The medical institution on Zakir Hossain Road in Khulshi has 45 oxygen cylinders of 9.6 and 6.8 cubic litres, and 20 cylinders of 1.6 cubic litres, all of which get filled up every day on gratis.
"Golden Oxygen's help obviously saves many lives," said Ashim Kumar Nath, superintendent of Chattogram General Hospital.
The hospital needs 2,000 cubic litres of oxygen every day, which Mostafa Hakim provides.
As a result, the medical bill of a Covid-19 patient in the private hospital for six days is much less than Tk1 lakh, Nath said.
Mostafa Hakim's social conscience did not stop at the gratuitous distribution of medical oxygen only.
Its actions towards its 4,000 employees have not only been well meaning, but also well thought through.
Like almost every other company, Mostafa Hakim's revenues have plummeted 80 percent since the onset of the pandemic. But not once has it entertained the idea of slashing jobs or salaries, which sets the company back by Tk10 crore every month. It is also paying festival bonuses as it did in normal times.

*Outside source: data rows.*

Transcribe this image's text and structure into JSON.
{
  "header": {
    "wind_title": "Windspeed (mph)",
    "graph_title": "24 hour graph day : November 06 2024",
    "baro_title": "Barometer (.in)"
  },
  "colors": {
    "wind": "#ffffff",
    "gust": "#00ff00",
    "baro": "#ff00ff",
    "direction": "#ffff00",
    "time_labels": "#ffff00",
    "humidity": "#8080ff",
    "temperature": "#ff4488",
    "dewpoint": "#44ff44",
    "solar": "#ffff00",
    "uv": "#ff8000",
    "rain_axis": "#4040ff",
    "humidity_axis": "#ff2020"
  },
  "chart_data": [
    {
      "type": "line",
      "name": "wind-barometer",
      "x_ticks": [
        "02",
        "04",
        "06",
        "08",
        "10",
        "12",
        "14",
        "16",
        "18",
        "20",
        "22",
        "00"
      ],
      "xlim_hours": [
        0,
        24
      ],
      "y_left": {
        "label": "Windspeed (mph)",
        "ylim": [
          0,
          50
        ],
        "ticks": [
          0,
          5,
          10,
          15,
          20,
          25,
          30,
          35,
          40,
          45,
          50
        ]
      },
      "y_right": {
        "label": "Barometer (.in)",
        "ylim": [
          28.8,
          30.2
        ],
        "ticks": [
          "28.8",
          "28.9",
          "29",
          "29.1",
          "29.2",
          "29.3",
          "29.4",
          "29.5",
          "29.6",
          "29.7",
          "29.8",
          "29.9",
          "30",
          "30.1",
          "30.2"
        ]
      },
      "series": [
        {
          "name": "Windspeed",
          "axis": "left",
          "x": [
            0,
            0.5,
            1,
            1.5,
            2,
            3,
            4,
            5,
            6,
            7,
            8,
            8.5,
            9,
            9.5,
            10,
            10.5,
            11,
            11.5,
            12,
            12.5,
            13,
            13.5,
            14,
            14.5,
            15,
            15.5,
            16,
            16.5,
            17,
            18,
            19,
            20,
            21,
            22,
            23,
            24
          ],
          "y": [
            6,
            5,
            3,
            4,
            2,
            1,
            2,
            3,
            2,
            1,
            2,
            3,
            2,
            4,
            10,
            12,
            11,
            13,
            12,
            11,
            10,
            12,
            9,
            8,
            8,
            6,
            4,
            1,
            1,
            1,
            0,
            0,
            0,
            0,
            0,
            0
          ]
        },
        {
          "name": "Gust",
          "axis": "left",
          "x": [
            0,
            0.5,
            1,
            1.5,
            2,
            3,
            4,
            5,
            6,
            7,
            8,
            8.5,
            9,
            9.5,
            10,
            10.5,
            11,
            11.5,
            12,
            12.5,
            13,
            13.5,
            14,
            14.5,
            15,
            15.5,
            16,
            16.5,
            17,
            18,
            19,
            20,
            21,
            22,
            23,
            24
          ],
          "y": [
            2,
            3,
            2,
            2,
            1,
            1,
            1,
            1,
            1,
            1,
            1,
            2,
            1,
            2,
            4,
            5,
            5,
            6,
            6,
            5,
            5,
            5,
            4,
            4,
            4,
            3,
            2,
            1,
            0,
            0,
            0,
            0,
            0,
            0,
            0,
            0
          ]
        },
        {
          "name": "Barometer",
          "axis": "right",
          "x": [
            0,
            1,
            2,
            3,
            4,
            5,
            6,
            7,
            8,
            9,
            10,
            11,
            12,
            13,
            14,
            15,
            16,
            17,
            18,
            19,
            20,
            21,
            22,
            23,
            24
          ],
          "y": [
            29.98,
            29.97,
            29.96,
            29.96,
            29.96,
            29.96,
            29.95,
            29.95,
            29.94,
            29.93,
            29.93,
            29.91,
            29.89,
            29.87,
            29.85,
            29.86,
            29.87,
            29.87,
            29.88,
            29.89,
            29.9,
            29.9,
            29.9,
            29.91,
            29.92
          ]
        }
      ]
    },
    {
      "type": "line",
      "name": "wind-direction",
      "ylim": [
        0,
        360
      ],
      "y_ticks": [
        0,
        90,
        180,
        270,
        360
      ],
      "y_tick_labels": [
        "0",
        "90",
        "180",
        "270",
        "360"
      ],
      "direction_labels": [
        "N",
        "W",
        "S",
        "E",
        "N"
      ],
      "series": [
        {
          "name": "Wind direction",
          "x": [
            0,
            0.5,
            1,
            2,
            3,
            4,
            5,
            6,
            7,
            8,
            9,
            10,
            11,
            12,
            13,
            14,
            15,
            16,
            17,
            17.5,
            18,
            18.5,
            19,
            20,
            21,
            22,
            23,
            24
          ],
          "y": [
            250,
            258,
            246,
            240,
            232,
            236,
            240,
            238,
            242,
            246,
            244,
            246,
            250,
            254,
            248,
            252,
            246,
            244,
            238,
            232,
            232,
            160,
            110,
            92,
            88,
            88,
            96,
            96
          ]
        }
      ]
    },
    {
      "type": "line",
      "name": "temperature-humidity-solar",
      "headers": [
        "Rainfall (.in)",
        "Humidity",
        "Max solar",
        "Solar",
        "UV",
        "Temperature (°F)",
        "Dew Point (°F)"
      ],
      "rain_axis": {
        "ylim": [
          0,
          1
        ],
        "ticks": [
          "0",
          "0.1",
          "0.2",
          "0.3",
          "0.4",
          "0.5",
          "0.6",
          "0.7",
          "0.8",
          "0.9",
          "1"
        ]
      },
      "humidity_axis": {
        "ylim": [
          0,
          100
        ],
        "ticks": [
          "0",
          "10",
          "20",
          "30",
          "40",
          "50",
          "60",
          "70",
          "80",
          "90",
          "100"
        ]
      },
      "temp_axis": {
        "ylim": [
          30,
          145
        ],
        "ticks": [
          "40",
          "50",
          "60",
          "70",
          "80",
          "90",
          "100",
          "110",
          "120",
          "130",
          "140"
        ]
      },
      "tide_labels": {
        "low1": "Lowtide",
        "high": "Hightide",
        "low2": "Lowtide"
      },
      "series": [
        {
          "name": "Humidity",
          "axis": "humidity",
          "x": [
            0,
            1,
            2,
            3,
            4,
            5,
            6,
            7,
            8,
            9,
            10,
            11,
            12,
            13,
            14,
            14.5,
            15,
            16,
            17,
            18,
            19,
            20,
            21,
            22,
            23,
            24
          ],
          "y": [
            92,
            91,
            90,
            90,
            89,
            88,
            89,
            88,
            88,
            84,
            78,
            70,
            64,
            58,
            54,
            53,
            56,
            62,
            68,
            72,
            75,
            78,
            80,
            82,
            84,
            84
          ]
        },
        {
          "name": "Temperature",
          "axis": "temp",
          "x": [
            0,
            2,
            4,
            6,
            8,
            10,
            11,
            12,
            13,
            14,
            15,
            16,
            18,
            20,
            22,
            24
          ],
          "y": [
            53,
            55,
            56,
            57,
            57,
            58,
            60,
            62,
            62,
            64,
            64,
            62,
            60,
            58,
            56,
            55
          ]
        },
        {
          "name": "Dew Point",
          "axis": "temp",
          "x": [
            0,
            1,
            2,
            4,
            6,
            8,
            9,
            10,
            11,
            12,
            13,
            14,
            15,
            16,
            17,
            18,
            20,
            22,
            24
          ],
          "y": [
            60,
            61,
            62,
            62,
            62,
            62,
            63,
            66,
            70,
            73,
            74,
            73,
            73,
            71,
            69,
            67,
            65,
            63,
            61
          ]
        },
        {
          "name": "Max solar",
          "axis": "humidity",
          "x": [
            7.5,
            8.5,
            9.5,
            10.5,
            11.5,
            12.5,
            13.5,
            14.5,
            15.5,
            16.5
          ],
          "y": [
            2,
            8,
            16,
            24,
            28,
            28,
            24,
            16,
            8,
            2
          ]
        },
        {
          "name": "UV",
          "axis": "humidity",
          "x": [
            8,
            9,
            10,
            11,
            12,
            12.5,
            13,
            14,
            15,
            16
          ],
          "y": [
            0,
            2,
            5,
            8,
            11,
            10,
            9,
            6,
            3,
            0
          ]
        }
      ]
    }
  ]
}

If any employee falls prey to the coronavirus, the company arranges treatment. If anyone wants to work from home, it allows that, too.
For Eid-ul-Azha, the company has also arranged sacrificial animals for their workers in their respective districts, all to keep their spirits high.
"Not everything in life can be viewed from a business perspective. Our staff have been with us for a long time and we have a responsibility towards them too," said Alam, who joined the family business in 2010 after acquiring degrees in accounting and business studies from Australia.
The company – whose businesses include steel, ship breaking, cement, auto bricks, oxygen, real estate, liquefied petroleum gas, textiles, jute, and import and distribution trading – is expecting the economic slump to continue until the middle of next year.
Accordingly, it is doing its forecasting and budgeting, keeping its corporate social responsibility at the front and centre.
The company, which pivoted from a construction firm in 1981, has long been discreetly redrawing the relationship between business and society.
During the pandemic, it has distributed food to many families in Chattogram and northern districts like Bogura. For the past 25 years, it has been distributing iftar and sahur items to 40,000 families every year.
It has built mosques and graveyards for Muslims and temples and cremation grounds for Hindus.
Last week, it spent Tk20 lakh to rebuild the road leading to the Kattoli cremation ground as it was submerged and people taking the bodies for final rites were suffering.
Mostafa Hakim has set up two university-colleges, four high schools, five primary schools and 14 madrasahs in different parts of the country. About 10,000 youths are currently studying in the institutes. It also runs two charitable hospitals, four orphanages and an old-age home.
"We love to do something that will endure," added Alam, who is in his early forties.